Она посмотрела на меня так, как умеют смотреть только женщины: взглядом эдакой иронической и усталой мудрости – откуда они только ее берут, ведь не переймешь, и она точно не зависит от возраста.
Эта мудрость у них в крови с самого рождения.
– Ты правда такой дурак? – вот такой был мне ответ.
Потом она положила мне на плечо руку – на секундочку, так, словно мы двое старых приятелей, сидим себе и беседуем тихо-мирно, – а потом медленно повела ее вниз, по груди, по животу, пока не ухватила пояс джинсов, как раз над металлической пуговкой, где написано «Levi's». И медленно, медленно стала тянуть меня за пояс к постели, а сама смотрит на меня так внимательно, с любопытством и будто бы даже забавляясь. Как девчонка, знающая, что выходит за рамки.

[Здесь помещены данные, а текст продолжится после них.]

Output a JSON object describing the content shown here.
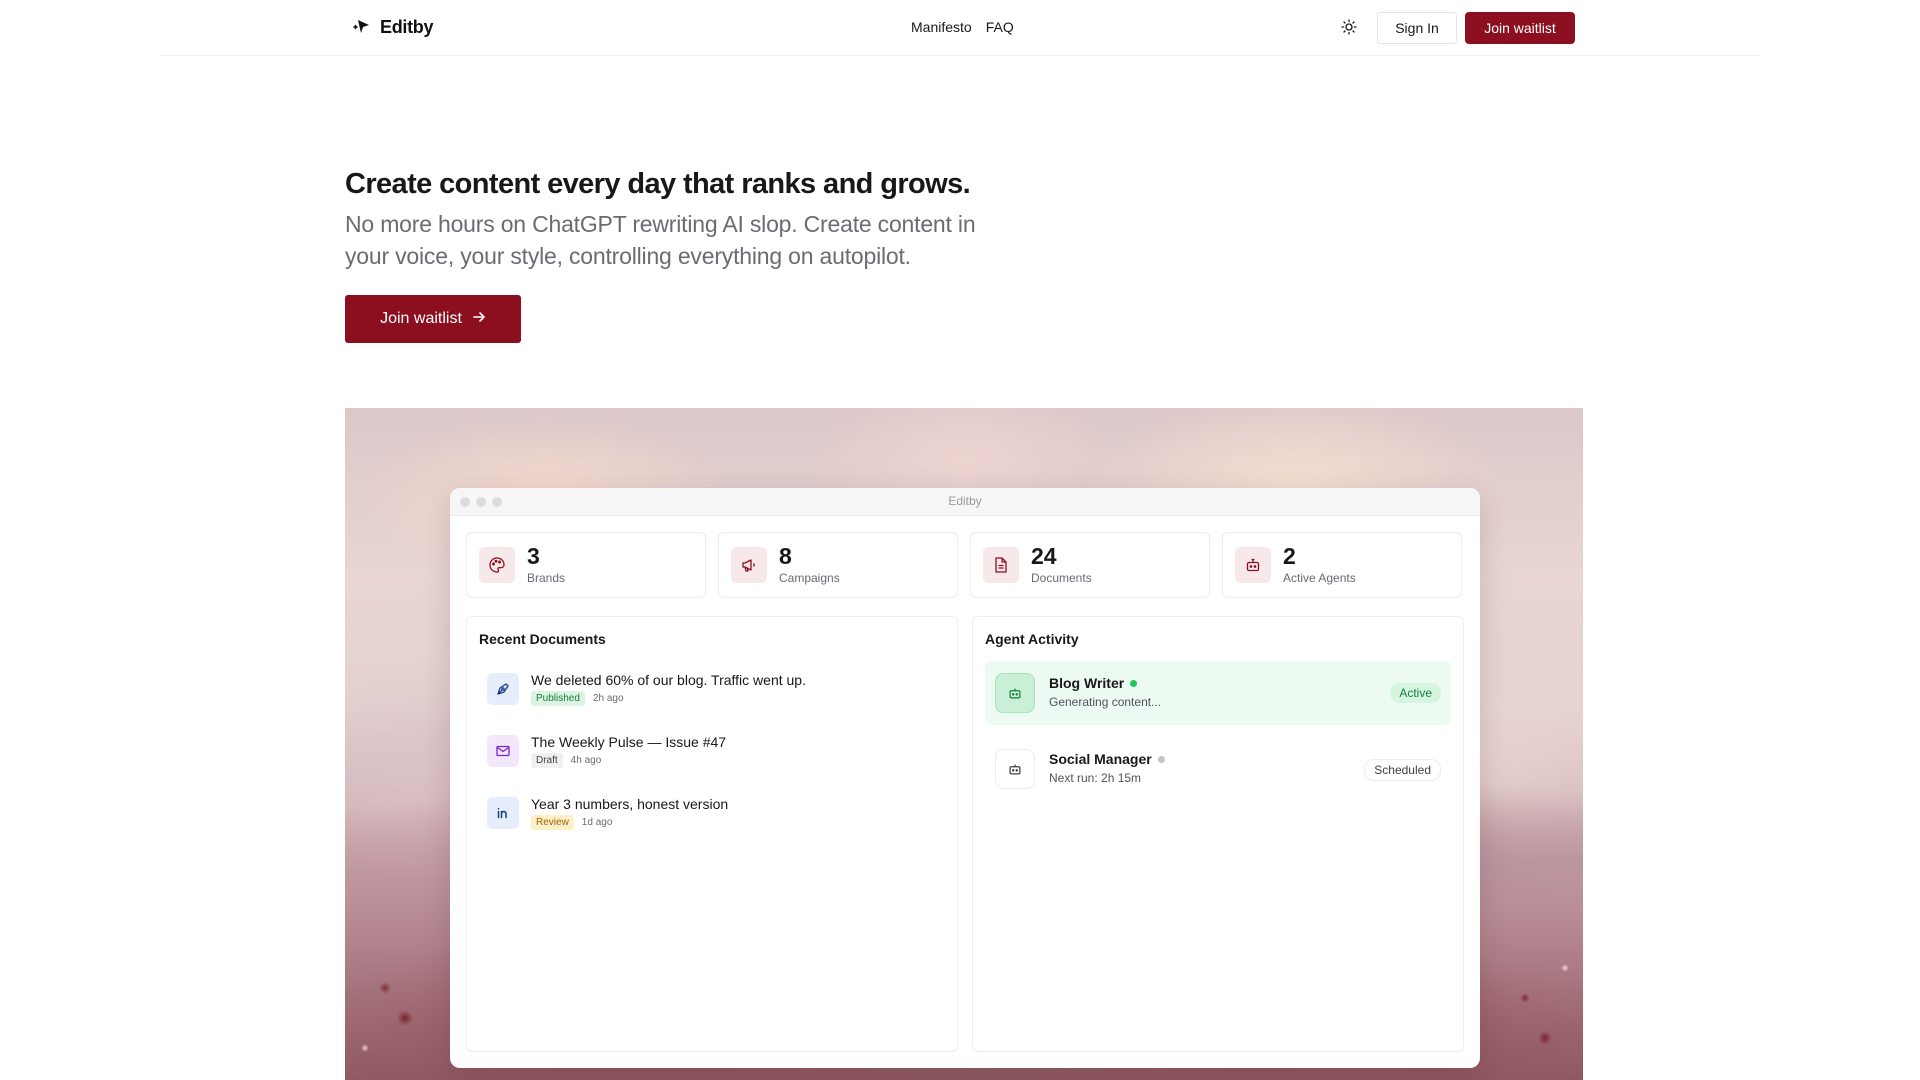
{
  "header": {
    "brand": "Editby",
    "nav": [
      "Manifesto",
      "FAQ"
    ],
    "signin_label": "Sign In",
    "join_label": "Join waitlist"
  },
  "hero": {
    "title": "Create content every day that ranks and grows.",
    "subtitle": "No more hours on ChatGPT rewriting AI slop. Create content in your voice, your style, controlling everything on autopilot.",
    "cta_label": "Join waitlist"
  },
  "app": {
    "window_title": "Editby",
    "stats": [
      {
        "value": "3",
        "label": "Brands",
        "icon": "palette-icon"
      },
      {
        "value": "8",
        "label": "Campaigns",
        "icon": "megaphone-icon"
      },
      {
        "value": "24",
        "label": "Documents",
        "icon": "document-icon"
      },
      {
        "value": "2",
        "label": "Active Agents",
        "icon": "robot-icon"
      }
    ],
    "recent_documents": {
      "title": "Recent Documents",
      "items": [
        {
          "title": "We deleted 60% of our blog. Traffic went up.",
          "status": "Published",
          "time": "2h ago",
          "icon": "pen-icon"
        },
        {
          "title": "The Weekly Pulse — Issue #47",
          "status": "Draft",
          "time": "4h ago",
          "icon": "mail-icon"
        },
        {
          "title": "Year 3 numbers, honest version",
          "status": "Review",
          "time": "1d ago",
          "icon": "linkedin-icon"
        }
      ]
    },
    "agent_activity": {
      "title": "Agent Activity",
      "items": [
        {
          "name": "Blog Writer",
          "detail": "Generating content...",
          "status": "Active"
        },
        {
          "name": "Social Manager",
          "detail": "Next run: 2h 15m",
          "status": "Scheduled"
        }
      ]
    }
  },
  "colors": {
    "accent": "#8b0f1f",
    "published_bg": "#dcf3e3",
    "published_fg": "#15803d",
    "draft_bg": "#f0f0f1",
    "review_bg": "#fdf0c8",
    "review_fg": "#a16207",
    "active_bg": "#ecfaf1"
  }
}
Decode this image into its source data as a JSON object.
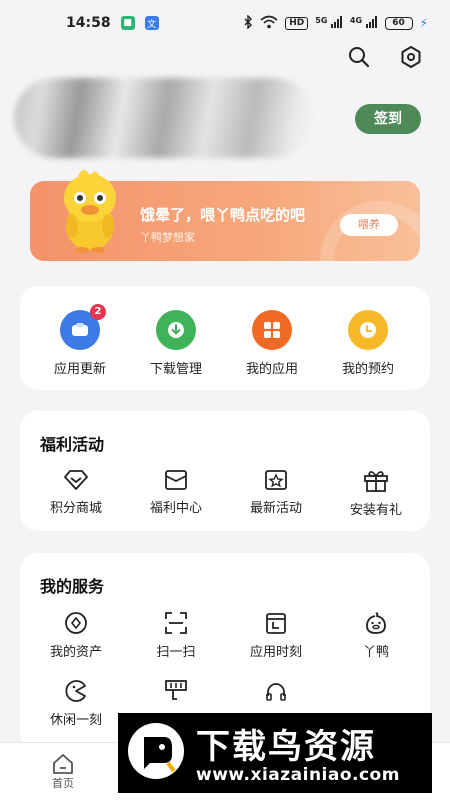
{
  "status_bar": {
    "time": "14:58",
    "hd": "HD",
    "net_a": "5G",
    "net_b": "4G",
    "battery": "60"
  },
  "header": {
    "signin_label": "签到"
  },
  "banner": {
    "title": "饿晕了，喂丫鸭点吃的吧",
    "subtitle": "丫鸭梦想家",
    "button_label": "喂养"
  },
  "quick_actions": [
    {
      "label": "应用更新",
      "badge": "2",
      "color": "#3d7ae6",
      "icon": "app-update-icon"
    },
    {
      "label": "下载管理",
      "color": "#3fb35a",
      "icon": "download-icon"
    },
    {
      "label": "我的应用",
      "color": "#f06a26",
      "icon": "apps-grid-icon"
    },
    {
      "label": "我的预约",
      "color": "#f7b928",
      "icon": "clock-icon"
    }
  ],
  "welfare": {
    "title": "福利活动",
    "items": [
      {
        "label": "积分商城",
        "icon": "diamond-icon"
      },
      {
        "label": "福利中心",
        "icon": "envelope-icon"
      },
      {
        "label": "最新活动",
        "icon": "star-frame-icon"
      },
      {
        "label": "安装有礼",
        "icon": "gift-icon"
      }
    ]
  },
  "services": {
    "title": "我的服务",
    "items": [
      {
        "label": "我的资产",
        "icon": "asset-icon"
      },
      {
        "label": "扫一扫",
        "icon": "scan-icon"
      },
      {
        "label": "应用时刻",
        "icon": "calendar-icon"
      },
      {
        "label": "丫鸭",
        "icon": "duck-icon"
      },
      {
        "label": "休闲一刻",
        "icon": "pacman-icon"
      },
      {
        "label": "",
        "icon": "sign-icon"
      },
      {
        "label": "",
        "icon": "headphones-icon"
      }
    ]
  },
  "tabbar": {
    "home_label": "首页"
  },
  "watermark": {
    "title": "下载鸟资源",
    "url": "www.xiazainiao.com"
  }
}
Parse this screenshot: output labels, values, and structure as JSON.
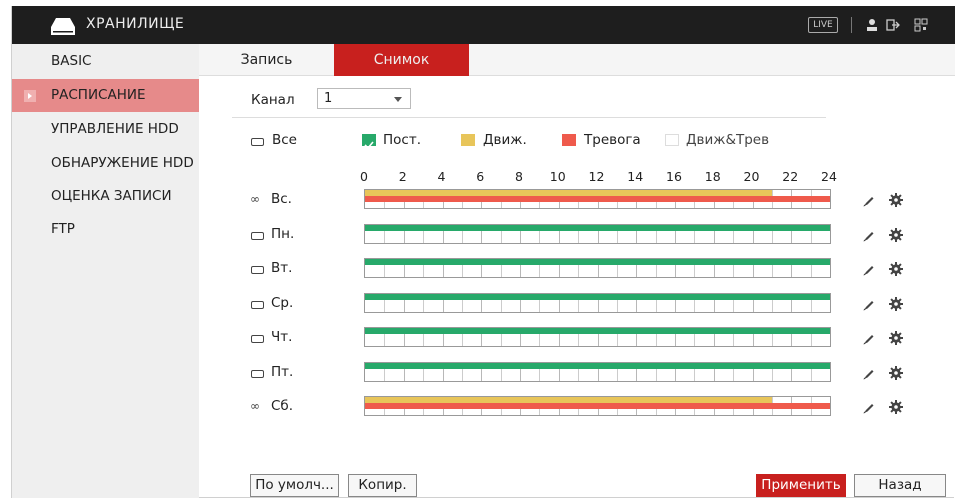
{
  "header": {
    "title": "ХРАНИЛИЩЕ",
    "live_label": "LIVE"
  },
  "sidebar": {
    "items": [
      {
        "label": "BASIC"
      },
      {
        "label": "РАСПИСАНИЕ",
        "active": true
      },
      {
        "label": "УПРАВЛЕНИЕ HDD"
      },
      {
        "label": "ОБНАРУЖЕНИЕ HDD"
      },
      {
        "label": "ОЦЕНКА ЗАПИСИ"
      },
      {
        "label": "FTP"
      }
    ]
  },
  "tabs": [
    {
      "label": "Запись"
    },
    {
      "label": "Снимок",
      "active": true
    }
  ],
  "channel": {
    "label": "Канал",
    "value": "1"
  },
  "legend": {
    "all": "Все",
    "items": [
      {
        "label": "Пост.",
        "color": "#27a96a",
        "checked": true
      },
      {
        "label": "Движ.",
        "color": "#e8c55a"
      },
      {
        "label": "Тревога",
        "color": "#ef5a4c"
      },
      {
        "label": "Движ&Трев",
        "color": "#ffffff"
      }
    ]
  },
  "timeline": {
    "ticks": [
      "0",
      "2",
      "4",
      "6",
      "8",
      "10",
      "12",
      "14",
      "16",
      "18",
      "20",
      "22",
      "24"
    ]
  },
  "schedule": [
    {
      "day": "Вс.",
      "linked": true,
      "segments": [
        {
          "type": "motion",
          "start": 0,
          "end": 21
        },
        {
          "type": "alarm",
          "start": 0,
          "end": 24
        }
      ]
    },
    {
      "day": "Пн.",
      "linked": false,
      "segments": [
        {
          "type": "regular",
          "start": 0,
          "end": 24
        }
      ]
    },
    {
      "day": "Вт.",
      "linked": false,
      "segments": [
        {
          "type": "regular",
          "start": 0,
          "end": 24
        }
      ]
    },
    {
      "day": "Ср.",
      "linked": false,
      "segments": [
        {
          "type": "regular",
          "start": 0,
          "end": 24
        }
      ]
    },
    {
      "day": "Чт.",
      "linked": false,
      "segments": [
        {
          "type": "regular",
          "start": 0,
          "end": 24
        }
      ]
    },
    {
      "day": "Пт.",
      "linked": false,
      "segments": [
        {
          "type": "regular",
          "start": 0,
          "end": 24
        }
      ]
    },
    {
      "day": "Сб.",
      "linked": true,
      "segments": [
        {
          "type": "motion",
          "start": 0,
          "end": 21
        },
        {
          "type": "alarm",
          "start": 0,
          "end": 24
        }
      ]
    }
  ],
  "segment_colors": {
    "regular": "#27a96a",
    "motion": "#e8c55a",
    "alarm": "#ef5a4c"
  },
  "buttons": {
    "default": "По умолч...",
    "copy": "Копир.",
    "apply": "Применить",
    "back": "Назад"
  }
}
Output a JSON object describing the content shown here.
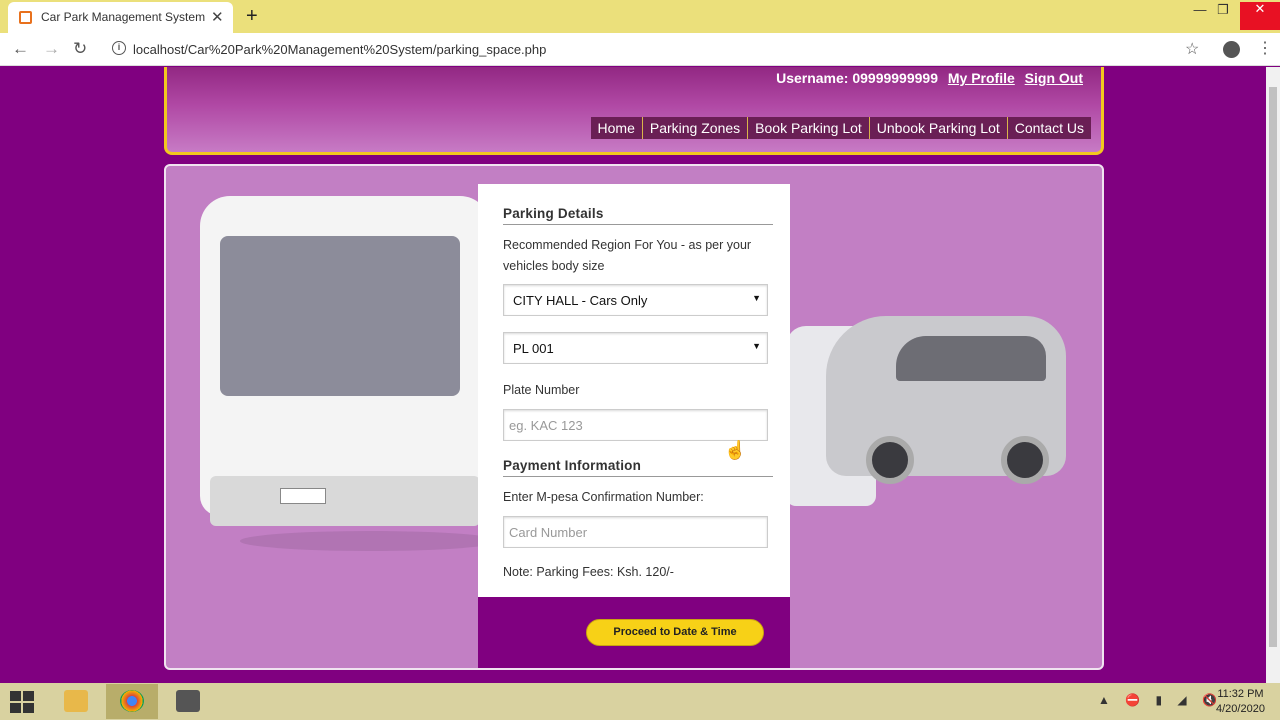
{
  "browser": {
    "tab_title": "Car Park Management System",
    "url": "localhost/Car%20Park%20Management%20System/parking_space.php",
    "icons": [
      "back-icon",
      "forward-icon",
      "reload-icon",
      "info-icon",
      "star-icon",
      "account-icon",
      "menu-icon",
      "close-icon",
      "plus-icon"
    ]
  },
  "header": {
    "username_text": "Username: 09999999999",
    "my_profile": "My Profile",
    "sign_out": "Sign Out",
    "nav": [
      "Home",
      "Parking Zones",
      "Book Parking Lot",
      "Unbook Parking Lot",
      "Contact Us"
    ]
  },
  "form": {
    "parking_title": "Parking Details",
    "recommend_text": "Recommended Region For You - as per your vehicles body size",
    "region_select": "CITY HALL - Cars Only",
    "lot_select": "PL 001",
    "plate_label": "Plate Number",
    "plate_placeholder": "eg. KAC 123",
    "payment_title": "Payment Information",
    "mpesa_label": "Enter M-pesa Confirmation Number:",
    "card_placeholder": "Card Number",
    "note": "Note: Parking Fees: Ksh. 120/-",
    "proceed_button": "Proceed to Date & Time"
  },
  "taskbar": {
    "time": "11:32 PM",
    "date": "4/20/2020"
  },
  "colors": {
    "page_bg": "#800080",
    "accent_yellow": "#f7d117",
    "nav_bg": "#6a1f55",
    "tabbar": "#ebe07b"
  }
}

– Где ты научилась этому? – спросил я.
– По телевизору.
И тут она рассмеялась, и я тоже рассмеялся, и мы, обнявшись, упали на простыни и… ну, в общем, сами понимаете. Я делал все очень медленно, осторожно, внимательно следя, чтобы ей было хорошо, и вдруг увидел ее широко распахнутые глаза и понял, что ей куда страшнее, чем мне, по-настоящему страшно, и почувствовал, что она цепляется за меня так, будто, кроме меня, у нее больше никого и ничего нет на свете. Да, пожалуй, так оно и было. И тут я снова весь как-то размяк внутри и, обняв ее, принялся целовать нежно-нежно, как только мог, потому что боялся сделать ей больно. Рот у нее был нежный, теплый – я такого еще никогда не встречал, и в первый раз в жизни мне подумалось, что моя бедная старушка, если она видит меня оттуда, где она теперь, оттуда, сверху, не может рассердиться на меня за все это.
– Кусочек, – сказал я тихонько.
И ее губы улыбнулись под моими губами, а ее глазищи, по-прежнему широко раскрытые, все так же пристально смотрели на меня в полумраке. И тогда я вспомнил, как однажды в нашей казарме в Сеуте взорвалась учебная граната, и как в Эль-Пуэрто меня чуть не прикончили за то, что я отказался подставить задницу одному крутому парню, и как один раз я задремал за рулем на въезде в Талаверу и только чудом не расшибся в лепешку. Припомнил я все это и подумал: а ведь тебе повезло, Маноло, коллега, тебе здорово повезло, что ты остался жив. Что при тебе твоя плоть, и твои чувства, и твоя кровь, бегущая по венам, потому что иначе ты не испытал бы всего того, что испытываешь сейчас, а теперь уже никому не отнять у тебя этого. Все стало нежным, и влажным, и горячим, а я все думал, снова и снова повторял про себя, чтобы не расслабляться: я должен выйти прежде, чем у меня сорвет пружину и я наделаю ей беды. Но ничего такого не потребовалось, потому что в этот момент в дверях что-то грохнуло, вспыхнул свет, и, обернувшись, я увидел перед собой ухмылочку португальца Алмейды и кулачище Окорока, летящий прямехонько к моей голове.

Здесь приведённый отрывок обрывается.